ST. LOUIS — Republican presidential candidate Rudy Giuliani was released from the hospital Thursday after spending the night to undergo tests for flu-like symptoms.
"I feel great. Take care. Merry Christmas, I'm feeling fine thanks to the hospital. They did a great job," a smiling and waving Giuliani said as he left Barnes-Jewish Hospital en route to New York.
He arrived home in New York late Thursday and spoke to reporters outside his Manhattan apartment building.
"I want to thank my wife, Judith. She's been with me through many different things, and there's one great asset in having a wife that's a nurse: Whenever you have any kind of medical issue, she can calm you, help you," he said, with his wife at his side. "She stayed in touch with everything. I'm doing fine. I'm doing great."
Giuliani, 63, was to spend Friday off the campaign trail. Aides said he would make planned stops in New Hampshire on Saturday and Sunday.
The former New York mayor felt the symptoms while campaigning in Missouri and they soon became worse, campaign spokeswoman Katie Levinson said late Wednesday. She did not describe the symptoms beyond those being commonly associated with the flu.
In a statement Thursday, the campaign said doctors had performed a series of precautionary tests and the results were normal.
Judith Giuliani told reporters in New York about the circumstances surrounding his surprise hospital stay.
"A decision was made last night when he had a severe headache and flu-like symptoms on his way home from Missouri to land the plane. EMS then performed a small evaluation and decided that for precautionary measures they would take him to Barnes-Jewish Hospital," she said.
Judith Giuliani said he would have a follow-up visit with his physician.
Giuliani's Thursday schedule was already clear of public appearances before the unexpected stop in St.

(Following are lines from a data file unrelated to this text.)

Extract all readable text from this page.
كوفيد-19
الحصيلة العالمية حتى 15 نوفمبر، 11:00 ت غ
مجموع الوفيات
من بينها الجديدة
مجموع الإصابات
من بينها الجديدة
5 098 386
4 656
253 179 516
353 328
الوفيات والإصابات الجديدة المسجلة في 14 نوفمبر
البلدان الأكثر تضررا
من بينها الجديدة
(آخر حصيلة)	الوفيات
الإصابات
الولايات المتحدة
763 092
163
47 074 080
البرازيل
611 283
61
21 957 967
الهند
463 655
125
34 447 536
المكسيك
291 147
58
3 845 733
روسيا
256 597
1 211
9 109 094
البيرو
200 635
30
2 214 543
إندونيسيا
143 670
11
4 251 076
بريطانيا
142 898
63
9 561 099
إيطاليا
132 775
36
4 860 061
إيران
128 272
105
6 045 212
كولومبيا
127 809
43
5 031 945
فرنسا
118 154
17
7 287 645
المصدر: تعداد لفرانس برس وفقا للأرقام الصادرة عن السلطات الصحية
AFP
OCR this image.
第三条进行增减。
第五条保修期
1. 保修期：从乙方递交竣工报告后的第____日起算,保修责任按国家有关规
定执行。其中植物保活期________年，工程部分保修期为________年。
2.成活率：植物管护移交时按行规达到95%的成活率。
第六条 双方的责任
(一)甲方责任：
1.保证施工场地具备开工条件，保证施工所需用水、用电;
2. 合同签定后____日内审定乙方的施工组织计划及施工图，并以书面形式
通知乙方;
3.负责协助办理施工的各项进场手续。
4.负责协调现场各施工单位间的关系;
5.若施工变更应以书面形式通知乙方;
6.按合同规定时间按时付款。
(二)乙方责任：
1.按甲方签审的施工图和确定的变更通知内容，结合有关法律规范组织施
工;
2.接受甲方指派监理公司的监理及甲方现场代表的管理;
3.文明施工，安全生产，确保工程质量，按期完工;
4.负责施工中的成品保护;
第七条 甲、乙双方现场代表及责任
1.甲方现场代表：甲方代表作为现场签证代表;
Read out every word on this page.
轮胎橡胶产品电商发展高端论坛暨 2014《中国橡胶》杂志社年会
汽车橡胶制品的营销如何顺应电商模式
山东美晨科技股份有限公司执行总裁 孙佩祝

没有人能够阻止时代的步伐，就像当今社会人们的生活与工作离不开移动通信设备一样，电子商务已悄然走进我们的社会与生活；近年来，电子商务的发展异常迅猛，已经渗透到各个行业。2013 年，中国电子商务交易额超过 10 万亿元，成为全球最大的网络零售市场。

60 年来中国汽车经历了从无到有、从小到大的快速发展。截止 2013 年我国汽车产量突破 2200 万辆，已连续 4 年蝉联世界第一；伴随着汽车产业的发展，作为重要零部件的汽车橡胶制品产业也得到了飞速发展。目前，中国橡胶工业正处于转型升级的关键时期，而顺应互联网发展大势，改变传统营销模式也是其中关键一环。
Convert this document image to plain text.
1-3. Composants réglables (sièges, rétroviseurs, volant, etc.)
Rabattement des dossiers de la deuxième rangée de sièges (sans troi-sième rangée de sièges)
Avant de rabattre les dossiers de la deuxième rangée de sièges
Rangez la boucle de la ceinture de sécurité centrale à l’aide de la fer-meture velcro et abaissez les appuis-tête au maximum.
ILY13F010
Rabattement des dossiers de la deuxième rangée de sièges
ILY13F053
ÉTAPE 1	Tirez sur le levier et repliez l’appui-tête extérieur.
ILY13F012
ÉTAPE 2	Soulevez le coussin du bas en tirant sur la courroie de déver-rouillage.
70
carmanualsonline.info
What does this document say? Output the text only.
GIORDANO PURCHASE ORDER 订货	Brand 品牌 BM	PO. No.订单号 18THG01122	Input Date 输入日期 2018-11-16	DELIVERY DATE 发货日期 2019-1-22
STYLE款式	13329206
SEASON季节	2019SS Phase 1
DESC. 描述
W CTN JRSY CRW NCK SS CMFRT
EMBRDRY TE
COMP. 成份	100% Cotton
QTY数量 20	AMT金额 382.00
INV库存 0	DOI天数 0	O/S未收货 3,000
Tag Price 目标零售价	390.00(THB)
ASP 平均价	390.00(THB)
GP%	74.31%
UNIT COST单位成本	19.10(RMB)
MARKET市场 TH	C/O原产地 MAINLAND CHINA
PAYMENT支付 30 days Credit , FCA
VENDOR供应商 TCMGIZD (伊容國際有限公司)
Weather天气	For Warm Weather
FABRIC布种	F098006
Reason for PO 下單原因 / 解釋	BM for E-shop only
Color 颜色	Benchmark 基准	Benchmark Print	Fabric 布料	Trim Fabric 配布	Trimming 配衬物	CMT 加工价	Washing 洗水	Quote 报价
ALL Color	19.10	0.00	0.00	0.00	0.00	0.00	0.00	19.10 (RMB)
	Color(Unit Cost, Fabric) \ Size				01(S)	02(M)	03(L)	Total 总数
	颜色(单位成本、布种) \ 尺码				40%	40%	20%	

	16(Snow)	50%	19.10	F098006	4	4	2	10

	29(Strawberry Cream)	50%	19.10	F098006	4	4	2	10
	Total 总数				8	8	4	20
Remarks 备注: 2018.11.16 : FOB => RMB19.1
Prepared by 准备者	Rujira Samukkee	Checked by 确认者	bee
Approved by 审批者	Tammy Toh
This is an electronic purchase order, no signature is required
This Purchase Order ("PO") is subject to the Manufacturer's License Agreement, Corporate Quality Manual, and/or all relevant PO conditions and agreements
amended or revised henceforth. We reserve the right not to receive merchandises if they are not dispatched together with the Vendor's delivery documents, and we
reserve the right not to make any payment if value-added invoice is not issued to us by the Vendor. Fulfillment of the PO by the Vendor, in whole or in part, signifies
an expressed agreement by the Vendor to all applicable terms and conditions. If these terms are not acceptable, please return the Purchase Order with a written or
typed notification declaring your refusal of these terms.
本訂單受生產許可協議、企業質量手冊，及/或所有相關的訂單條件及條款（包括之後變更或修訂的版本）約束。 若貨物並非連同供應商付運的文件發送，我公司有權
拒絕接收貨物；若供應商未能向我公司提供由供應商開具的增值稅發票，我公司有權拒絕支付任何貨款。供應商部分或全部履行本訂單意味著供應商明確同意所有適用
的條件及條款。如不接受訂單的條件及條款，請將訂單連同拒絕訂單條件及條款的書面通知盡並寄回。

Louis.
Campaigning Wednesday in Missouri, Giuliani had used a baseball analogy to explain his reasons for targeting the "Show Me" state when other candidates are focused on the early voting states of Iowa and New Hampshire, where Giuliani trails his rivals in polls.
Challenging tradition, Giuliani is devoting more of his attention to the delegate-rich Feb. 5 states _ some two dozen including New York, California and New Jersey hold primaries and caucuses that day _ while spending limited time in Iowa and New Hampshire.
The former mayor has been the leader in national polls for much of the year, but recently former Arkansas Gov. Mike Huckabee has challenged Giuliani's standing.